Orang yang dalam keadaan suci apabila ada hadats baik yang kecil maupun yang besar maka kesucian dia menjadi rusak.
Syirik apabila masuk didalam ibadah seseorang, ibadah tersebut akan menjadi rusak akan menjadi gugur.
Sebagaimana firman Allāh Subhānahu wa Ta’āla:
مَا كَانَ لِلْمُشْرِكِينَ أَنْ يَعْمُرُوا مَسَاجِدَ اللَّهِ شَاهِدِينَ عَلَىٰ أَنْفُسِهِمْ بِالْكُفْرِ ۚ أُولَٰئِكَ حَبِطَتْ أَعْمَالُهُمْ وَفِي النَّارِ هُمْ خَالِدُون
“Tidaklah orang-orang musyrikin mereka memakmurkan masjid-masjid Allāh dalam keadaan mereka bersaksi bahwasanya mereka adalah orang-orang yang kāfir, mereka lah orang-orang yang gugur dan terhapus amalan-amalan mereka dan mereka akan kekal didalam neraka.”
(QS At-Tawbah : 17)
Orang-orang musyrikin (Quraysh) yang ada dizaman nabi Shallallāhu ‘alayhi wa sallam mereka mengaku bahwasanya mereka memakmurkan masjidil Harām, memakmurkan ka’bah, menghormati orang-orang yang datang kesana, memberikan minum kepada jama’ah haji yang datang kesana, ini adalah pengakuan orang-orang musyrikin.

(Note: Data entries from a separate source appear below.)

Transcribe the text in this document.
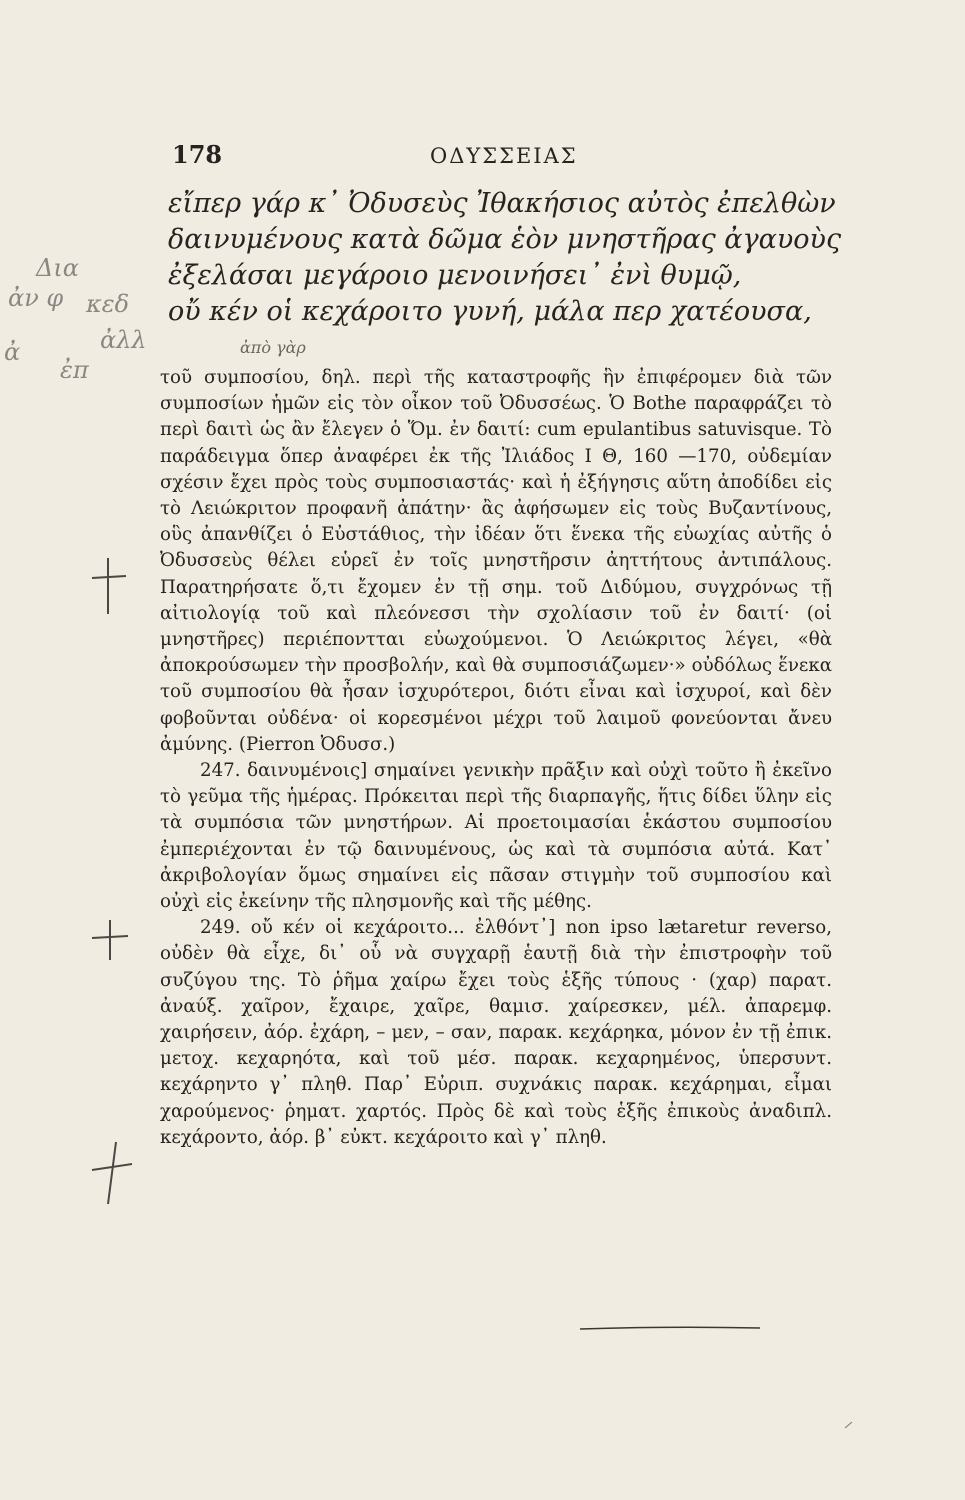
178	ΟΔΥΣΣΕΙΑΣ
εἴπερ γάρ κ᾽ Ὀδυσεὺς Ἰθακήσιος αὐτὸς ἐπελθὼν
δαινυμένους κατὰ δῶμα ἑὸν μνηστῆρας ἀγαυοὺς
ἐξελάσαι μεγάροιο μενοινήσει᾽ ἐνὶ θυμῷ,
οὔ κέν οἱ κεχάροιτο γυνή, μάλα περ χατέουσα,
ἀπὸ γὰρ
Δια
ἀν φ κεδ
ἀ	ἀλλ
ἐπ	τοῦ συμποσίου, δηλ. περὶ τῆς καταστροφῆς ἣν ἐπιφέρομεν διὰ τῶν συμποσίων ἡμῶν εἰς τὸν οἶκον τοῦ Ὀδυσσέως. Ὁ Bothe παραφράζει τὸ περὶ δαιτὶ ὡς ἂν ἔλεγεν ὁ Ὅμ. ἐν δαιτί: cum epulantibus satuvisque. Τὸ παράδειγμα ὅπερ ἀναφέρει ἐκ τῆς Ἰλιάδος Ι Θ, 160 —170, οὐδεμίαν σχέσιν ἔχει πρὸς τοὺς συμποσιαστάς· καὶ ἡ ἐξήγησις αὕτη ἀποδίδει εἰς τὸ Λειώκριτον προφανῆ ἀπάτην· ἂς ἀφήσωμεν εἰς τοὺς Βυζαντίνους, οὓς ἀπανθίζει ὁ Εὐστάθιος, τὴν ἰδέαν ὅτι ἕνεκα τῆς εὐωχίας αὐτῆς ὁ Ὀδυσσεὺς θέλει εὑρεῖ ἐν τοῖς μνηστῆρσιν ἀηττήτους ἀντιπάλους. Παρατηρήσατε ὅ,τι ἔχομεν ἐν τῇ σημ. τοῦ Διδύμου, συγχρόνως τῇ αἰτιολογίᾳ τοῦ καὶ πλεόνεσσι τὴν σχολίασιν τοῦ ἐν δαιτί· (οἱ μνηστῆρες) περιέποντται εὐωχούμενοι. Ὁ Λειώκριτος λέγει, «θὰ ἀποκρούσωμεν τὴν προσβολήν, καὶ θὰ συμποσιάζωμεν·» οὐδόλως ἕνεκα τοῦ συμποσίου θὰ ἦσαν ἰσχυρότεροι, διότι εἶναι καὶ ἰσχυροί, καὶ δὲν φοβοῦνται οὐδένα· οἱ κορεσμένοι μέχρι τοῦ λαιμοῦ φονεύονται ἄνευ ἀμύνης. (Pierron Ὀδυσσ.)

247. δαινυμένοις] σημαίνει γενικὴν πρᾶξιν καὶ οὐχὶ τοῦτο ἢ ἐκεῖνο τὸ γεῦμα τῆς ἡμέρας. Πρόκειται περὶ τῆς διαρπαγῆς, ἥτις δίδει ὕλην εἰς τὰ συμπόσια τῶν μνηστήρων. Αἱ προετοιμασίαι ἑκάστου συμποσίου ἐμπεριέχονται ἐν τῷ δαινυμένους, ὡς καὶ τὰ συμπόσια αὐτά. Κατ᾽ ἀκριβολογίαν ὅμως σημαίνει εἰς πᾶσαν στιγμὴν τοῦ συμποσίου καὶ οὐχὶ εἰς ἐκείνην τῆς πλησμονῆς καὶ τῆς μέθης.

249. οὔ κέν οἱ κεχάροιτο... ἐλθόντ᾽] non ipso lætaretur reverso, οὐδὲν θὰ εἶχε, δι᾽ οὗ νὰ συγχαρῇ ἑαυτῇ διὰ τὴν ἐπιστροφὴν τοῦ συζύγου της. Τὸ ῥῆμα χαίρω ἔχει τοὺς ἑξῆς τύπους · (χαρ) παρατ. ἀναύξ. χαῖρον, ἔχαιρε, χαῖρε, θαμισ. χαίρεσκεν, μέλ. ἀπαρεμφ. χαιρήσειν, ἀόρ. ἐχάρη, – μεν, – σαν, παρακ. κεχάρηκα, μόνον ἐν τῇ ἐπικ. μετοχ. κεχαρηότα, καὶ τοῦ μέσ. παρακ. κεχαρημένος, ὑπερσυντ. κεχάρηντο γ᾽ πληθ. Παρ᾽ Εὐριπ. συχνάκις παρακ. κεχάρημαι, εἶμαι χαρούμενος· ῥηματ. χαρτός. Πρὸς δὲ καὶ τοὺς ἑξῆς ἐπικοὺς ἀναδιπλ. κεχάροντο, ἀόρ. β᾽ εὐκτ. κεχάροιτο καὶ γ᾽ πληθ.
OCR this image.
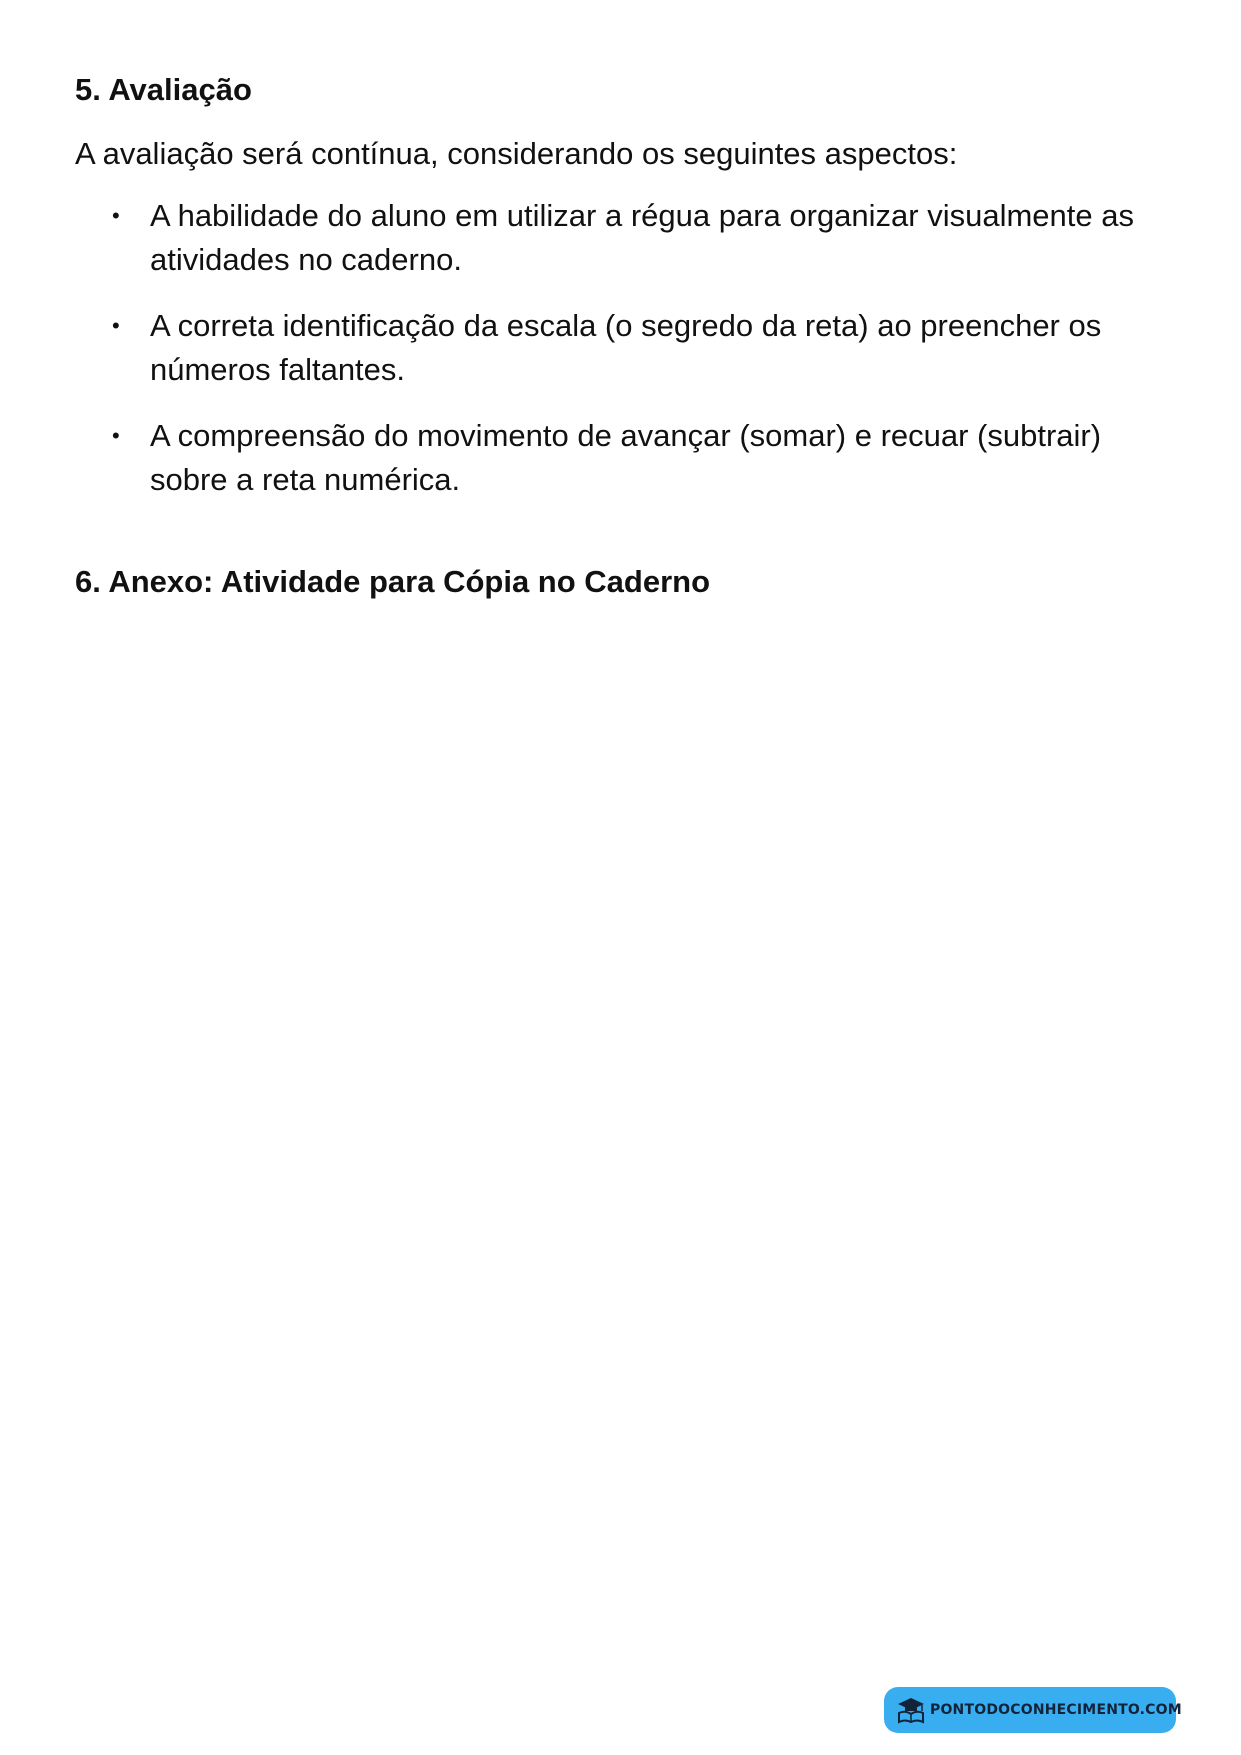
5. Avaliação

A avaliação será contínua, considerando os seguintes aspectos:

• A habilidade do aluno em utilizar a régua para organizar visualmente as atividades no caderno.
• A correta identificação da escala (o segredo da reta) ao preencher os números faltantes.
• A compreensão do movimento de avançar (somar) e recuar (subtrair) sobre a reta numérica.
6. Anexo: Atividade para Cópia no Caderno
PONTODOCONHECIMENTO.COM
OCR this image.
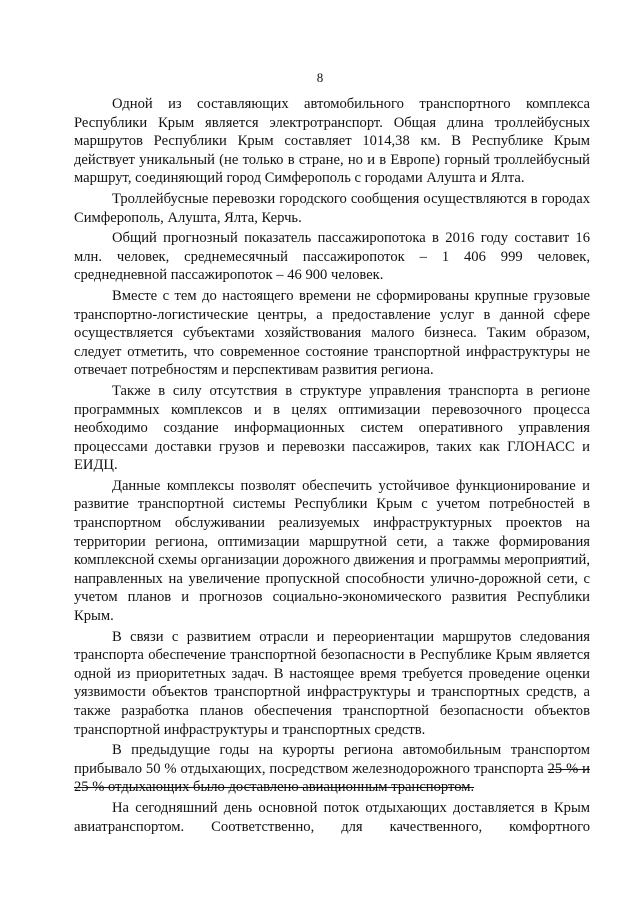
8

Одной из составляющих автомобильного транспортного комплекса Республики Крым является электротранспорт. Общая длина троллейбусных маршрутов Республики Крым составляет 1014,38 км. В Республике Крым действует уникальный (не только в стране, но и в Европе) горный троллейбусный маршрут, соединяющий город Симферополь с городами Алушта и Ялта.

Троллейбусные перевозки городского сообщения осуществляются в городах Симферополь, Алушта, Ялта, Керчь.

Общий прогнозный показатель пассажиропотока в 2016 году составит 16 млн. человек, среднемесячный пассажиропоток – 1 406 999 человек, среднедневной пассажиропоток – 46 900 человек.

Вместе с тем до настоящего времени не сформированы крупные грузовые транспортно-логистические центры, а предоставление услуг в данной сфере осуществляется субъектами хозяйствования малого бизнеса. Таким образом, следует отметить, что современное состояние транспортной инфраструктуры не отвечает потребностям и перспективам развития региона.

Также в силу отсутствия в структуре управления транспорта в регионе программных комплексов и в целях оптимизации перевозочного процесса необходимо создание информационных систем оперативного управления процессами доставки грузов и перевозки пассажиров, таких как ГЛОНАСС и ЕИДЦ.

Данные комплексы позволят обеспечить устойчивое функционирование и развитие транспортной системы Республики Крым с учетом потребностей в транспортном обслуживании реализуемых инфраструктурных проектов на территории региона, оптимизации маршрутной сети, а также формирования комплексной схемы организации дорожного движения и программы мероприятий, направленных на увеличение пропускной способности улично-дорожной сети, с учетом планов и прогнозов социально-экономического развития Республики Крым.

В связи с развитием отрасли и переориентации маршрутов следования транспорта обеспечение транспортной безопасности в Республике Крым является одной из приоритетных задач. В настоящее время требуется проведение оценки уязвимости объектов транспортной инфраструктуры и транспортных средств, а также разработка планов обеспечения транспортной безопасности объектов транспортной инфраструктуры и транспортных средств.

В предыдущие годы на курорты региона автомобильным транспортом прибывало 50 % отдыхающих, посредством железнодорожного транспорта 25 % и 25 % отдыхающих было доставлено авиационным транспортом.

На сегодняшний день основной поток отдыхающих доставляется в Крым авиатранспортом. Соответственно, для качественного, комфортного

Allāh mengatakan tidaklah orang-orang musyrikin mereka yang memakmurkan masjid-masjid Allāh sedangkan mereka bersaksi atas diri mereka sendiri, bahwasanya mereka adalah orang-orang yang kufur.
Dan Allāh mengabarkan bahwasanya amalan-amalan yang mereka lakukan adalah amalan-amalan yang batal (terhapus)
أُولَٰئِكَ حَبِطَتْ أَعْمَالُهُمْ وَفِي النَّارِ هُمْ خَالِدُون
Mereka adalah orang-orang yang batal amalan-amalannya dan mereka kekal didalam neraka.
Kenapa batal ? Padahal mereka melakukan amalan yang besar, memberikan penghormatan kepada orang-orang yang datang untuk beribadah kesana.
Karena Ibadah haji ini sudah ada semenjak zaman dahulu bahkan sebelum datangnya Islām yang dibawa oleh Rasūlullāh shallallāhu ‘alayhi wa sallam, ibadah haji termasuk peninggalan dari nabi Ibrāhīm ‘alayhissalām yang merupakan nenek moyang dari orang-orang Quraysh itu sendiri, meskipun sudah dirubah caranya oleh orang-orang Quraysh.
Jadi mereka mengaku memakmurkan masjid-masjid Allāh akan tetapi mereka orang-orang yang kufur sehingga Allāh batalkan amalan-amalan mereka.
Menunjukan bahwasanya kesyirikan dan kekufuran bisa membatalkan amalan sebagaimana hadats ini bisa membatalkan thahārah seseorang.